Ao
que tudo indica, nesta terça-feira (3) Donald
Trump se tornará um presidente de um mandato só. As pesquisas são
favoráveis a Biden, e, se elas errarem só o que erraram em 2016, Biden ainda
ganha. O site 538, do estatístico norte-americano Nate Silver, dá a Trump pouco
mais de 10% de chance de vencer a eleição. Não é zero. É
o risco de morte de quem faz roleta-russa com uma arma de dez tiros. Mas é
pouco.
É
possível que Trump não aceite a derrota e tente ganhar no tapetão. Grande parte
da votação já ocorreu por correspondência, por causa da pandemia. Trump pode
sair em vantagem no início da contagem, quando os votos por correspondência ainda
não tiverem sido totalmente contados.
No
cenário golpista, declararia vitória enquanto estivesse na frente e montaria
uma ofensiva jurídica para interromper contagens estaduais por um motivo ou
outro.
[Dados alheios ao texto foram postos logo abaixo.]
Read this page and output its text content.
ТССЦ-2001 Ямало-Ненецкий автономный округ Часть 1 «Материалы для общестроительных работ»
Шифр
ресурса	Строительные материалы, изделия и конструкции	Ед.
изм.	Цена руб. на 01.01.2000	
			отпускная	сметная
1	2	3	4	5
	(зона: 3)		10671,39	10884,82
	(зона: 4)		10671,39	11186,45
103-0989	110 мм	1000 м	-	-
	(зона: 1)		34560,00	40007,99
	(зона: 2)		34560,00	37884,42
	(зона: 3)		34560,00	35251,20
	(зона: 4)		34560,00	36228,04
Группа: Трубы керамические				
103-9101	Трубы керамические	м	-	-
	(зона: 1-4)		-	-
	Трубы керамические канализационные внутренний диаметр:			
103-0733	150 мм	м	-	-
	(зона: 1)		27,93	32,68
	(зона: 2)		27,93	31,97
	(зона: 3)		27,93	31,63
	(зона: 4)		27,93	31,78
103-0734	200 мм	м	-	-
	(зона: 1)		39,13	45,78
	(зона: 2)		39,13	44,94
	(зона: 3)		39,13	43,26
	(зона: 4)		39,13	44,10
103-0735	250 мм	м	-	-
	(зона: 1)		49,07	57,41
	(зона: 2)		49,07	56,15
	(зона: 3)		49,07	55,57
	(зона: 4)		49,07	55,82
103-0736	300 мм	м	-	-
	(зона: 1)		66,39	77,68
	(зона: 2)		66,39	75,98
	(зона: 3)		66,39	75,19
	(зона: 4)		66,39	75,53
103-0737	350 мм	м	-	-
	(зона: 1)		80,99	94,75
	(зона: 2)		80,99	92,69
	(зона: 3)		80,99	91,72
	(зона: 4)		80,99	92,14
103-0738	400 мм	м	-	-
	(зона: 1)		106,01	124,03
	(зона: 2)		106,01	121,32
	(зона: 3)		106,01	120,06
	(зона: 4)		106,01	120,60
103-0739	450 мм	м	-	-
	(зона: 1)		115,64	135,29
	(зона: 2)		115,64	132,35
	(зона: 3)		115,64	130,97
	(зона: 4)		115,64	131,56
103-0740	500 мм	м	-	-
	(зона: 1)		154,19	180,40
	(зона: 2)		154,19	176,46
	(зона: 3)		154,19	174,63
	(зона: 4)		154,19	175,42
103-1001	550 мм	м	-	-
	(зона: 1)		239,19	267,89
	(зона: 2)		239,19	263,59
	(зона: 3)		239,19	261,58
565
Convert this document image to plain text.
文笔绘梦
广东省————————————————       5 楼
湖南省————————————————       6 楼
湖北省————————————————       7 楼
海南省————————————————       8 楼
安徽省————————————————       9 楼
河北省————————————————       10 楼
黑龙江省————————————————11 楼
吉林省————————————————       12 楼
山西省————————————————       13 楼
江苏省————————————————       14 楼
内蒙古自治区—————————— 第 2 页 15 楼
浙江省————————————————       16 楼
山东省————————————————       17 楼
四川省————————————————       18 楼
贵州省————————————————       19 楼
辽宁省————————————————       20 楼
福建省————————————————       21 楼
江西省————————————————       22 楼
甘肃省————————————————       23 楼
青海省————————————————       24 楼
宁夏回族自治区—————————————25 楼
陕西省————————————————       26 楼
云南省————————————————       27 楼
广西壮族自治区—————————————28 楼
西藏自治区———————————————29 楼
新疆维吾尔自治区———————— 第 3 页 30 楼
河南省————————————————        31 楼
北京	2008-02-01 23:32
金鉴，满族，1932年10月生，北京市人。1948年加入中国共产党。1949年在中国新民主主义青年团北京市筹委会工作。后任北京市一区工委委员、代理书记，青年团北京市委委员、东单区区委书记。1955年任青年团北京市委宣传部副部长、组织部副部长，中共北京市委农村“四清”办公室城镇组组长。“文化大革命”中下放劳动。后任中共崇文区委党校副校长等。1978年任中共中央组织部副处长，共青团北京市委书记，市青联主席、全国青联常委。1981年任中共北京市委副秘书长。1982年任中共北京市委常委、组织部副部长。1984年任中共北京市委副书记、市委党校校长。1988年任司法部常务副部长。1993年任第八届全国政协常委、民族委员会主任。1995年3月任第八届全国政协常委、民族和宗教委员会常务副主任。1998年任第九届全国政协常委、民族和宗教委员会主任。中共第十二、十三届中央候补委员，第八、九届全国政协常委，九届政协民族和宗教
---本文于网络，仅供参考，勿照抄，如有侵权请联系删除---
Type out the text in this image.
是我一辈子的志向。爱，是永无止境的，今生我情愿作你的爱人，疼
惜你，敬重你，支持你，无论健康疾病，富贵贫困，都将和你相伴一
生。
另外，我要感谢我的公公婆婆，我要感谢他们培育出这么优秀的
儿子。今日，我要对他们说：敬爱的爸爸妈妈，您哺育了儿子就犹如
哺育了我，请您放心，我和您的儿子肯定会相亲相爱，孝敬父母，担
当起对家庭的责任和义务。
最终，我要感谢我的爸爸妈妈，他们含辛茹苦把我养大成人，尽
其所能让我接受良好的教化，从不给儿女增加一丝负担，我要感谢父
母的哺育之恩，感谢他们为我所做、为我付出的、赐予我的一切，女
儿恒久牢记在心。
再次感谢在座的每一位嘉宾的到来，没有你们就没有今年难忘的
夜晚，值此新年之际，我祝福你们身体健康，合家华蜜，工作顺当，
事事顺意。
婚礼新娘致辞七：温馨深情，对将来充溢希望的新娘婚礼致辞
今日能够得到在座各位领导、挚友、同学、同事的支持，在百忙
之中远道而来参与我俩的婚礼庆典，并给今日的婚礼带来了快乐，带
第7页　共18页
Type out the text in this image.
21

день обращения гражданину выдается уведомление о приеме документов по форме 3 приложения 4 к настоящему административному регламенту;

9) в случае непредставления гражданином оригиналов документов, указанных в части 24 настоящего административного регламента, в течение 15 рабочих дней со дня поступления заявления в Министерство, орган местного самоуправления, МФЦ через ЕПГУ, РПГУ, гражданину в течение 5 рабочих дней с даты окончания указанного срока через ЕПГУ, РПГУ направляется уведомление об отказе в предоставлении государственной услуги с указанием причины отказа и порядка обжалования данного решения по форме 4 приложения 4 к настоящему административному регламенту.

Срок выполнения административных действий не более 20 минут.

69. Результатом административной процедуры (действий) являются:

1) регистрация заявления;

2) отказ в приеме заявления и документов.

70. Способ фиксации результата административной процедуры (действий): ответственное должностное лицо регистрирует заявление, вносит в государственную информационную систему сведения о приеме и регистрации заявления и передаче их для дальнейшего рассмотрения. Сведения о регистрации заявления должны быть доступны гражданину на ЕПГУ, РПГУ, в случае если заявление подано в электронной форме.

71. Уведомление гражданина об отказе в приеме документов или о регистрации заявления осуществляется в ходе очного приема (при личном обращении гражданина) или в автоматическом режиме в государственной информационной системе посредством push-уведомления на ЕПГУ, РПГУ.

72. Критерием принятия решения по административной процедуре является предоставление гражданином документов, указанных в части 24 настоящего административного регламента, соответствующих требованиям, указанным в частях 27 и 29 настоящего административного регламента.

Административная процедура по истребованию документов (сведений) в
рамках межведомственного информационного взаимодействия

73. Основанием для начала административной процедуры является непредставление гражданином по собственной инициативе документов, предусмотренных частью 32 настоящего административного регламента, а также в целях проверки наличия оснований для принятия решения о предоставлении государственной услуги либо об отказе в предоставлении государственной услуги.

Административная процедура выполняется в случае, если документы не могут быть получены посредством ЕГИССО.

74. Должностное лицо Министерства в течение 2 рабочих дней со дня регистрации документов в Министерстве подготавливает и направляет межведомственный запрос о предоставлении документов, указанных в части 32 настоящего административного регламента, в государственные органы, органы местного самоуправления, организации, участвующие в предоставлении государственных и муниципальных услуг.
Para
isso contaria com sua recém-adquirida maioria na Suprema Corte e com
os juízes federais que nomeou nos últimos anos. Temendo conflitos de rua em caso
de impasse, a rede de supermercados Walmart interrompeu a venda de armas até a
confusão passar.
Não
é o cenário mais provável, até porque há uma chance razoável de Biden vencer
por margem incontestável. Mas o fato de que uma eleição possa terminar em conflito
civil generalizado mostra o tamanho
do dano que Donald Trump já causou ao ambiente cívico americano. Se a
roleta-russa der errado e Trump vencer nesse clima de radicalização, o dano
pode ser ainda maior.
A
vitória de Trump em 2016 foi um marco decisivo da onda populista
reacionária que já havia começado antes, em lugares como a Hungria e a Polônia,
mas que chegou ao centro
do capitalismo internacional com o brexit.
Mesmo
se virar, nenhum
dos problemas que criaram a onda populista terá sido resolvido. A
desigualdade continua alta. A desindustrialização de áreas inteiras do mundo
desenvolvido (e do Brasil) continuará difícil de reverter. Como as crises da
pandemia deixaram claro, a desconfiança com relação aos especialistas não vai
embora da noite para o dia.
As
notícias falsas, a política difícil das redes sociais, tudo isso ainda
continuará existindo. A tensão entre Estados-nação e capitalismo global não
desapareceu, muito pelo contrário.
Por
outro lado, é possível ter esperança, ao menos alguma esperança, de que certas
soluções idiotas para esses problemas serão descartadas. Não, não foi o
encanador polonês que tirou o emprego do mineiro britânico.
Não,
Trump não tinha uma alternativa ao Obamacare que
preservava tudo que o programa tinha de popular e descartava tudo que tinha de
impopular. Não,
Bolsonaro não era inimigo da corrupção, nem a corrupção era a causa da
crise econômica brasileira.
De
qualquer maneira, ao que tudo indica, amanhã a democracia americana vai para o
rehab. Lá os grandes partidos sobreviveram, a volta ao normal deve ser mais
fácil. Nós, que decidimos não derrubar Bolsonaro em 2020, seguimos fincando pé
na cracolândia por mais dois anos, agora como párias internacionais.